First, let's look at the fundamental facts. What has changed? Has any of the uncertainty left the markets? Are economic reports exceeding expectations, or consistently failing to meet them? Has the Dow recovered? How about the European borses? Have the troubled EU states balanced their books, or are they announcing (like Greece once again this morning) that they'll need further help from their neighbors going forward? The Japanese Prime Minister has resigned, and Denmark's is scheduled to make an important press conference regarding elections today. Has the threat of inflation in the future subsided? With many speculating that Bernanke will hint at another round of quantitative easing (the so called QE3) during his speech at Jackson Hole this week, I doubt it. All of these factors should continue to fuel demand for gold going forward.
Looking at the supply side, not much has changed there either.
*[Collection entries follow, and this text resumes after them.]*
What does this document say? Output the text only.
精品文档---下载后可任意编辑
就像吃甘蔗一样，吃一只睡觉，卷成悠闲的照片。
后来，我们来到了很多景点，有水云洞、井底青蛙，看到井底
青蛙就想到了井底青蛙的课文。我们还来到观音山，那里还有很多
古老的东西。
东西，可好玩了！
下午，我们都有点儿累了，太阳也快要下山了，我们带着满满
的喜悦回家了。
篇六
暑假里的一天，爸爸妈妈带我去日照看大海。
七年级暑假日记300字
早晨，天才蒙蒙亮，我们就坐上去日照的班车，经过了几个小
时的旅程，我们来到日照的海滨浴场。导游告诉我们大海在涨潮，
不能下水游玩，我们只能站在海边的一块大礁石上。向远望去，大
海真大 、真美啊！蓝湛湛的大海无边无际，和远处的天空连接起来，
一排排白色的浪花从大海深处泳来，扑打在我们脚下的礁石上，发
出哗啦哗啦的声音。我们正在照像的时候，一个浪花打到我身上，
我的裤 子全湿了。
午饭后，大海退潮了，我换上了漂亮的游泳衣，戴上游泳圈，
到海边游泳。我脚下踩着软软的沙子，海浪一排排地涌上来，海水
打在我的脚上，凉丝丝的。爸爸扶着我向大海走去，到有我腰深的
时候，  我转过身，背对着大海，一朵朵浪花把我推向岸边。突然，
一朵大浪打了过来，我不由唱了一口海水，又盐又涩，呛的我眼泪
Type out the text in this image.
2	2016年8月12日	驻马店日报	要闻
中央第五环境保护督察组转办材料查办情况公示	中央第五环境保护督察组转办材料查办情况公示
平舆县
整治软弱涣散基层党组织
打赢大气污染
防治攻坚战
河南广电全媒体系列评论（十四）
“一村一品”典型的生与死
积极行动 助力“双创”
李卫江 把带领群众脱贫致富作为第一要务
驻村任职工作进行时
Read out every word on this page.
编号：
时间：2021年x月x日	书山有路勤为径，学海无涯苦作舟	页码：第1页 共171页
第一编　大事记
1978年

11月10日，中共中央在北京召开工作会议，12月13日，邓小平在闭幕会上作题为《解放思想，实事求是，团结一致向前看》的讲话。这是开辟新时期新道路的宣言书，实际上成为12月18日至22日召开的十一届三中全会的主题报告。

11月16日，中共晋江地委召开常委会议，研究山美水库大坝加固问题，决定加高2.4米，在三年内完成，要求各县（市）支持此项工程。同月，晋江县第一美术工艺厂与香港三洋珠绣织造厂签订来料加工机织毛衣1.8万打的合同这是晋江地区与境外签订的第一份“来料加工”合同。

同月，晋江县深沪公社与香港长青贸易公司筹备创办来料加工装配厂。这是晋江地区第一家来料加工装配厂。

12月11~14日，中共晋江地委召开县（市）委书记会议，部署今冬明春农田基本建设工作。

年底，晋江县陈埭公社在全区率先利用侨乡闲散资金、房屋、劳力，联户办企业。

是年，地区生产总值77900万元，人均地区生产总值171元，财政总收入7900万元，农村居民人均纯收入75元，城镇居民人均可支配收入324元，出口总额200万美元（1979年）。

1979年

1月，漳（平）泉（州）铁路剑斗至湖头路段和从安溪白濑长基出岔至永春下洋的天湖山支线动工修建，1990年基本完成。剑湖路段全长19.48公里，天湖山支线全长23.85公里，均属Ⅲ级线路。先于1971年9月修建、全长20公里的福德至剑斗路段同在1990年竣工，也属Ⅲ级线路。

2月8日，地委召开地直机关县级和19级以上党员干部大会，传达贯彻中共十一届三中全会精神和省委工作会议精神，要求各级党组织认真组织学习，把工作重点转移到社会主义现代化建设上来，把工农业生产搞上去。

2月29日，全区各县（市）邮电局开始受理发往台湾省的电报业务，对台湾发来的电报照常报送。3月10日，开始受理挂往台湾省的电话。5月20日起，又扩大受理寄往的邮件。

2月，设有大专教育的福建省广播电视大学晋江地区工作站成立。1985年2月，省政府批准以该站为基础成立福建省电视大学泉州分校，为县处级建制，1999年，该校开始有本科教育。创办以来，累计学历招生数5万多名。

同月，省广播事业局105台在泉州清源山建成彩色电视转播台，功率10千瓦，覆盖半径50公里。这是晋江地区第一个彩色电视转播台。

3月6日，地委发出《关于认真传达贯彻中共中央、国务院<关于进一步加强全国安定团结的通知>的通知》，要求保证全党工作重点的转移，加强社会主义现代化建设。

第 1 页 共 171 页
As someone who frequently deals in large quantities of bullion, I can tell you that most banks have waiting lists of buyers, even the ones in Switzerland. Most smelters have waiting lists as well - meaning the gold already has buyers when it comes out of the ground, before it is even melted down into bars! And the amount coming out of the ground is a constant which doesn't increase as the demand does. About the only way to get your hands on any significant quantity of gold these days is to form direct relationships with the mining companies themselves, and even then you might find yourself waiting in line.
Now let's consider the technicals. First of all, what the recent drop truly unexpected? Looking at the chart below, you will see that it was actually foreshadowed by a divergence (price made a higher high, while the momentum indicator underneath failed to). Price then found support at the daily 21 exponential moving average - right where it should have. This feels like a technical correction, nothing more - and nothing to really panic about. Maybe an opportunity to add to existing positions, or perhaps open new ones.
Gold loves round numbers. History shows us this again and again. The number 2000 has been tossed around so much in financial media lately, that it is almost an inevitability at this point (the only question, really, is when). Using our Fibonacci projections, we can actually pinpoint that target number even more precisely - to 2027.27 - but I do expect some strong resistance at 1900, both due to the round number, and the potential for a double-top. What happens there will tell us whether we're going to 2000 sooner, or later.